I was dubious about the deal and pointed out that for far less than the $30K price of the Wang setup (dot matrix impact printer, no less) they could've bought 5 PCs and one of the New-fangled Laser printers, plus the Wang for PC software suite.
(Which was apparently what he wanted to hear. He was very much into tools and productivity boosts.)

The Wang was being paid for by the higher ups so he had no control but a few weeks after the system was installed the facilities folks shut down the A/C for a weekend in august. Come Monday morning, the Wang system was dead as a doorknob. The two PCs (one AT and one AT/370) we had worked fine.
It took a week to get the Wang back up and the Powers To be heard all about it from him.

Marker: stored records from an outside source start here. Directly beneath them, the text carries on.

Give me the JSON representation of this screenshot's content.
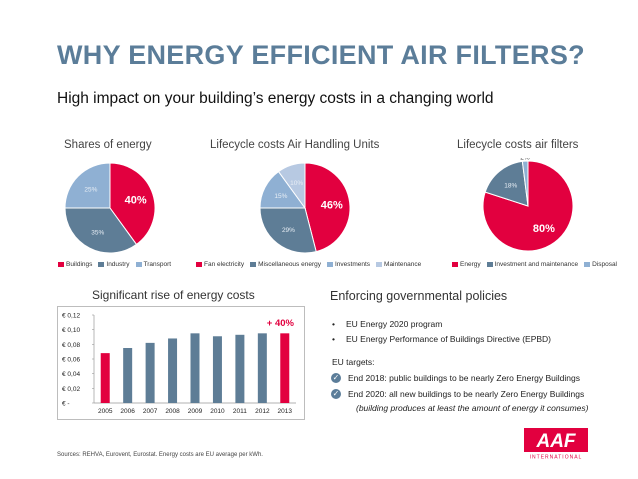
{
  "header": {
    "title": "WHY ENERGY EFFICIENT AIR FILTERS?",
    "subtitle": "High impact on your building’s energy costs in a changing world"
  },
  "colors": {
    "red": "#e2003f",
    "slate": "#5e7d96",
    "lightblue": "#8fb0d3",
    "title": "#5b7d99"
  },
  "chart_data": [
    {
      "type": "pie",
      "title": "Shares of energy",
      "slices": [
        {
          "name": "Buildings",
          "value": 40,
          "label": "40%",
          "color": "#e2003f"
        },
        {
          "name": "Industry",
          "value": 35,
          "label": "35%",
          "color": "#5e7d96"
        },
        {
          "name": "Transport",
          "value": 25,
          "label": "25%",
          "color": "#8fb0d3"
        }
      ]
    },
    {
      "type": "pie",
      "title": "Lifecycle costs Air Handling Units",
      "slices": [
        {
          "name": "Fan electricity",
          "value": 46,
          "label": "46%",
          "color": "#e2003f"
        },
        {
          "name": "Miscellaneous energy",
          "value": 29,
          "label": "29%",
          "color": "#5e7d96"
        },
        {
          "name": "Investments",
          "value": 15,
          "label": "15%",
          "color": "#8fb0d3"
        },
        {
          "name": "Maintenance",
          "value": 10,
          "label": "10%",
          "color": "#b7c9e2"
        }
      ]
    },
    {
      "type": "pie",
      "title": "Lifecycle costs air filters",
      "slices": [
        {
          "name": "Energy",
          "value": 80,
          "label": "80%",
          "color": "#e2003f"
        },
        {
          "name": "Investment and maintenance",
          "value": 18,
          "label": "18%",
          "color": "#5e7d96"
        },
        {
          "name": "Disposal",
          "value": 2,
          "label": "2%",
          "color": "#8fb0d3"
        }
      ]
    },
    {
      "type": "bar",
      "title": "Significant rise of energy costs",
      "categories": [
        "2005",
        "2006",
        "2007",
        "2008",
        "2009",
        "2010",
        "2011",
        "2012",
        "2013"
      ],
      "values": [
        0.068,
        0.075,
        0.082,
        0.088,
        0.095,
        0.091,
        0.093,
        0.095,
        0.095
      ],
      "ylim": [
        0,
        0.12
      ],
      "yticks": [
        "€ -",
        "€ 0,02",
        "€ 0,04",
        "€ 0,06",
        "€ 0,08",
        "€ 0,10",
        "€ 0,12"
      ],
      "annotation": "+ 40%",
      "highlight_index": [
        0,
        8
      ]
    }
  ],
  "policies": {
    "title": "Enforcing governmental policies",
    "bullets": [
      "EU Energy 2020 program",
      "EU Energy Performance of Buildings Directive (EPBD)"
    ],
    "eu_label": "EU targets:",
    "targets": [
      "End 2018: public buildings to be nearly Zero Energy Buildings",
      "End 2020: all new buildings to be nearly Zero Energy Buildings"
    ],
    "note": "(building produces at least the amount of energy it consumes)"
  },
  "sources": "Sources: REHVA, Eurovent, Eurostat. Energy costs are EU average per kWh.",
  "logo": {
    "text": "AAF",
    "sub": "INTERNATIONAL"
  }
}
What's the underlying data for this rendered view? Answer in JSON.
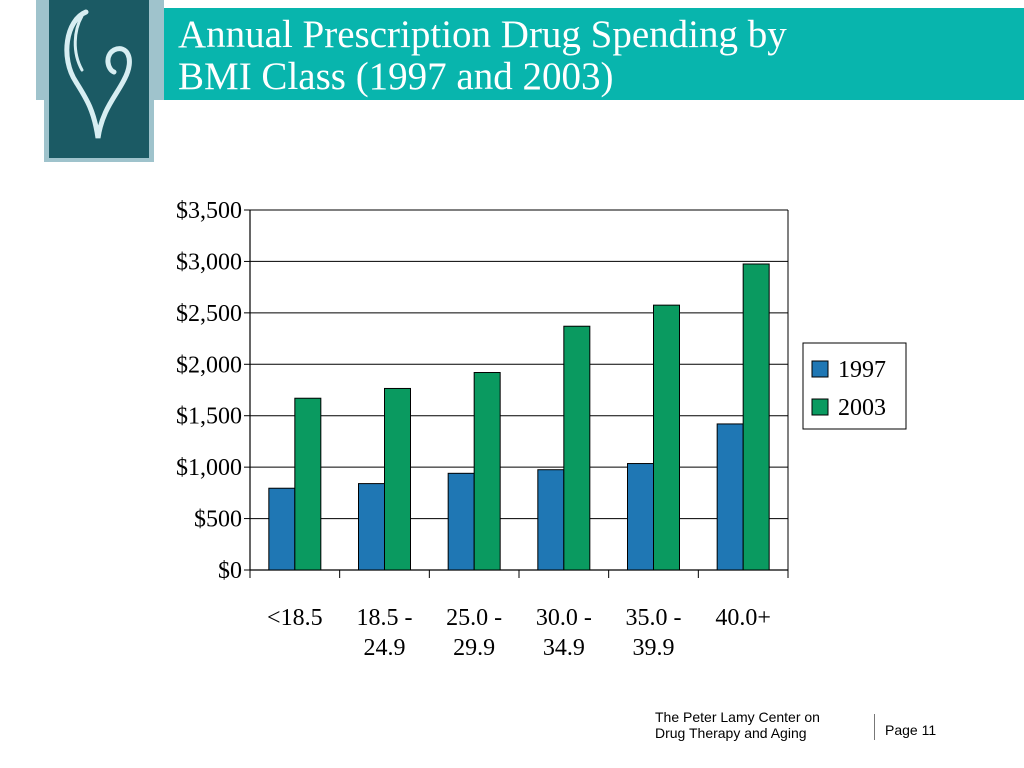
{
  "slide": {
    "title": "Annual Prescription Drug  Spending by\nBMI Class (1997 and 2003)",
    "footer_org": "The Peter Lamy Center on\nDrug Therapy and Aging",
    "page_label": "Page 11",
    "colors": {
      "title_bar": "#08b5ad",
      "logo_teal": "#1b5a64",
      "logo_frame": "#9fc3cc"
    }
  },
  "chart_data": {
    "type": "bar",
    "categories": [
      "<18.5",
      "18.5 -\n24.9",
      "25.0 -\n29.9",
      "30.0 -\n34.9",
      "35.0 -\n39.9",
      "40.0+"
    ],
    "series": [
      {
        "name": "1997",
        "color": "#1f77b4",
        "values": [
          795,
          840,
          940,
          975,
          1035,
          1420
        ]
      },
      {
        "name": "2003",
        "color": "#0a9a60",
        "values": [
          1670,
          1765,
          1920,
          2370,
          2575,
          2975
        ]
      }
    ],
    "ytick_labels": [
      "$0",
      "$500",
      "$1,000",
      "$1,500",
      "$2,000",
      "$2,500",
      "$3,000",
      "$3,500"
    ],
    "ylim": [
      0,
      3500
    ],
    "ytick_step": 500,
    "grid": true,
    "legend_position": "right"
  }
}
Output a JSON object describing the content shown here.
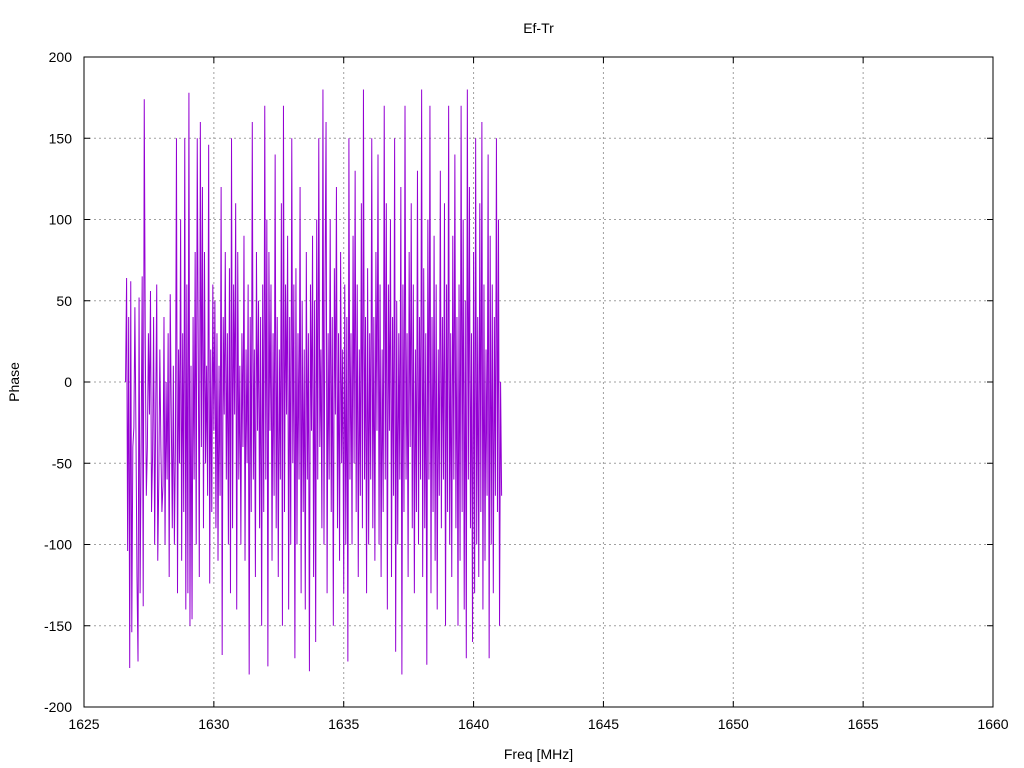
{
  "chart_data": {
    "type": "line",
    "title": "Ef-Tr",
    "xlabel": "Freq [MHz]",
    "ylabel": "Phase",
    "xlim": [
      1625,
      1660
    ],
    "ylim": [
      -200,
      200
    ],
    "x_ticks": [
      1625,
      1630,
      1635,
      1640,
      1645,
      1650,
      1655,
      1660
    ],
    "y_ticks": [
      -200,
      -150,
      -100,
      -50,
      0,
      50,
      100,
      150,
      200
    ],
    "grid": true,
    "legend": "none",
    "color": "#9400d3",
    "series": [
      {
        "x_start": 1626.6,
        "x_step": 0.04,
        "values": [
          0,
          64,
          -104,
          40,
          -176,
          62,
          -154,
          -40,
          -28,
          46,
          -30,
          -120,
          -172,
          52,
          -130,
          -40,
          65,
          -138,
          174,
          24,
          -70,
          -40,
          30,
          -20,
          56,
          -80,
          -46,
          40,
          -100,
          -20,
          60,
          -110,
          -60,
          20,
          -40,
          -80,
          -64,
          40,
          -100,
          0,
          -60,
          30,
          -120,
          54,
          -20,
          -90,
          10,
          -100,
          -40,
          150,
          -130,
          20,
          -50,
          100,
          -110,
          30,
          -80,
          150,
          -140,
          60,
          -130,
          178,
          -150,
          10,
          -146,
          40,
          -60,
          80,
          -100,
          150,
          20,
          -120,
          160,
          -40,
          120,
          -90,
          80,
          -50,
          10,
          -70,
          146,
          -124,
          20,
          -80,
          60,
          -30,
          50,
          -90,
          30,
          -110,
          10,
          -70,
          120,
          -168,
          40,
          -20,
          80,
          -60,
          30,
          -100,
          70,
          -130,
          150,
          -90,
          60,
          -20,
          110,
          -140,
          80,
          -60,
          10,
          -100,
          30,
          -40,
          90,
          -110,
          20,
          -50,
          60,
          -180,
          40,
          -80,
          160,
          -60,
          20,
          -120,
          80,
          -30,
          50,
          -90,
          40,
          -150,
          60,
          -80,
          170,
          -60,
          100,
          -175,
          80,
          -30,
          60,
          -110,
          30,
          -70,
          140,
          -90,
          40,
          -120,
          20,
          -60,
          110,
          -150,
          170,
          -80,
          60,
          -20,
          90,
          -140,
          40,
          -100,
          150,
          -50,
          60,
          -170,
          70,
          -100,
          30,
          -60,
          120,
          -130,
          50,
          -80,
          20,
          -140,
          80,
          -60,
          30,
          -178,
          60,
          -30,
          90,
          -120,
          50,
          -160,
          100,
          -60,
          150,
          -40,
          20,
          -90,
          180,
          -100,
          60,
          160,
          -130,
          30,
          -60,
          100,
          -80,
          40,
          -150,
          70,
          -20,
          120,
          -90,
          30,
          -110,
          80,
          -50,
          20,
          -130,
          60,
          -100,
          40,
          -172,
          150,
          -60,
          30,
          -100,
          90,
          -50,
          130,
          -80,
          60,
          -120,
          20,
          -70,
          110,
          -90,
          180,
          -60,
          40,
          -130,
          70,
          -100,
          30,
          -60,
          150,
          -90,
          40,
          -110,
          80,
          -30,
          140,
          -100,
          60,
          -120,
          20,
          -80,
          170,
          -60,
          110,
          -140,
          60,
          -30,
          100,
          -120,
          40,
          -70,
          150,
          -166,
          50,
          -100,
          30,
          -60,
          120,
          -180,
          60,
          -80,
          170,
          -60,
          30,
          -120,
          80,
          -40,
          110,
          -90,
          60,
          -130,
          20,
          -80,
          130,
          -100,
          40,
          -60,
          180,
          -120,
          70,
          -90,
          30,
          -174,
          100,
          -60,
          170,
          -130,
          40,
          -80,
          90,
          -110,
          60,
          -140,
          20,
          -70,
          130,
          -90,
          40,
          -60,
          110,
          -150,
          60,
          -80,
          170,
          -100,
          30,
          -120,
          90,
          -60,
          140,
          -90,
          40,
          -150,
          60,
          -110,
          170,
          -80,
          100,
          -140,
          50,
          -170,
          180,
          -60,
          120,
          -90,
          30,
          -160,
          80,
          -130,
          150,
          -100,
          40,
          -120,
          110,
          -80,
          160,
          -140,
          60,
          -110,
          20,
          -70,
          140,
          -170,
          90,
          -100,
          60,
          -130,
          40,
          -70,
          150,
          -80,
          100,
          -150,
          0,
          -70
        ]
      }
    ]
  }
}
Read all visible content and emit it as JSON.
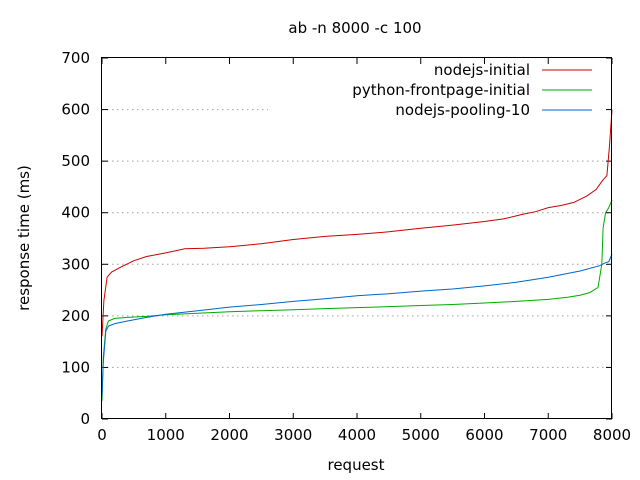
{
  "chart_data": {
    "type": "line",
    "title": "ab -n 8000 -c 100",
    "xlabel": "request",
    "ylabel": "response time (ms)",
    "xlim": [
      0,
      8000
    ],
    "ylim": [
      0,
      700
    ],
    "xticks": [
      0,
      1000,
      2000,
      3000,
      4000,
      5000,
      6000,
      7000,
      8000
    ],
    "yticks": [
      0,
      100,
      200,
      300,
      400,
      500,
      600,
      700
    ],
    "grid": "horizontal dotted",
    "legend_position": "top-right",
    "series": [
      {
        "name": "nodejs-initial",
        "color": "#cc0000",
        "x": [
          0,
          30,
          80,
          150,
          300,
          500,
          700,
          1000,
          1300,
          1600,
          2000,
          2500,
          3000,
          3500,
          4000,
          4500,
          5000,
          5500,
          6000,
          6300,
          6600,
          6800,
          7000,
          7200,
          7400,
          7600,
          7750,
          7850,
          7920,
          7960,
          8000
        ],
        "y": [
          160,
          230,
          275,
          285,
          295,
          307,
          315,
          322,
          330,
          331,
          334,
          340,
          348,
          354,
          358,
          363,
          370,
          376,
          383,
          388,
          397,
          402,
          410,
          414,
          420,
          432,
          445,
          462,
          472,
          530,
          600
        ]
      },
      {
        "name": "python-frontpage-initial",
        "color": "#00aa00",
        "x": [
          0,
          20,
          60,
          100,
          200,
          400,
          700,
          1000,
          1500,
          2000,
          2500,
          3000,
          3500,
          4000,
          4500,
          5000,
          5500,
          6000,
          6500,
          7000,
          7300,
          7500,
          7650,
          7780,
          7840,
          7860,
          7900,
          7950,
          8000
        ],
        "y": [
          35,
          120,
          175,
          190,
          195,
          197,
          199,
          202,
          205,
          208,
          210,
          212,
          214,
          216,
          218,
          220,
          222,
          225,
          228,
          232,
          236,
          240,
          245,
          255,
          300,
          370,
          400,
          410,
          425
        ]
      },
      {
        "name": "nodejs-pooling-10",
        "color": "#0066cc",
        "x": [
          0,
          20,
          60,
          100,
          200,
          400,
          700,
          1000,
          1500,
          2000,
          2500,
          3000,
          3500,
          4000,
          4500,
          5000,
          5500,
          6000,
          6500,
          7000,
          7500,
          7800,
          7900,
          7950,
          8000
        ],
        "y": [
          45,
          110,
          170,
          180,
          185,
          190,
          197,
          203,
          210,
          217,
          222,
          228,
          233,
          239,
          243,
          248,
          252,
          258,
          265,
          275,
          287,
          297,
          303,
          305,
          320
        ]
      }
    ]
  }
}
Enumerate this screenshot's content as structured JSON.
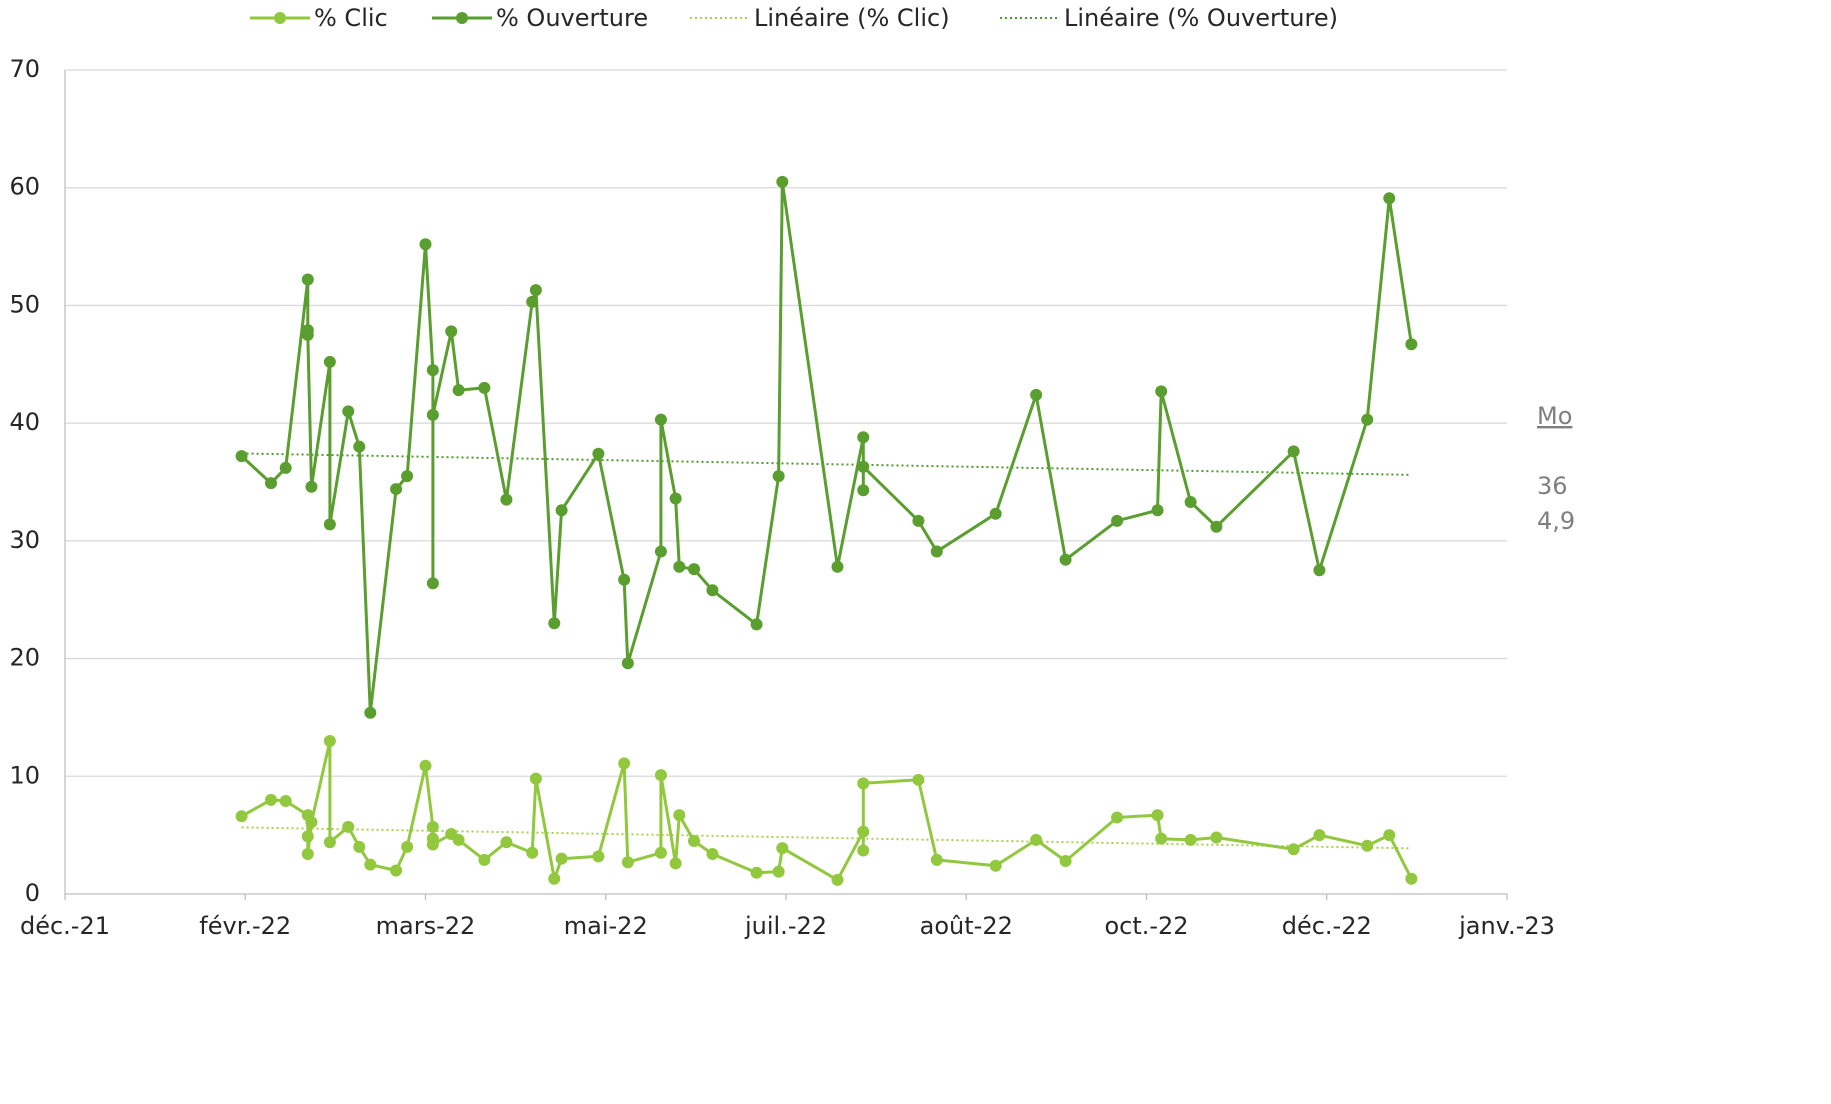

Next Fiscal Year, we had a separate Tools and Computing budget and we sarted building up an independent computing capability of our own.
Within 5 years we went from relying on centralized mainframes and terminals to a fully integrated network of PCs and UNIX Workstations that gave us CRAY-level compute power on the desktops and the boss was routinely showing it off to his peers and superiors. Productivity went up by literally a couple of orders of magnitude and we started getting entire projects at the expense of other groups.

This did not endear us to the Centralized IT crowd when the IBM sales folk started quoting us as an example of how much better their RISC gear was.

That was a time of rapid change and we were lucky to have a boss who saw the disruption as an opportunity to grow his empire rather than as a threat to "the way things are done".

It pays to get in front of tech change instead of fighting it.
But not many organizations understand that; they see the threat instead of the opportunity.

Last edited by fjtorres; 03-24-2012 at 10:19 AM.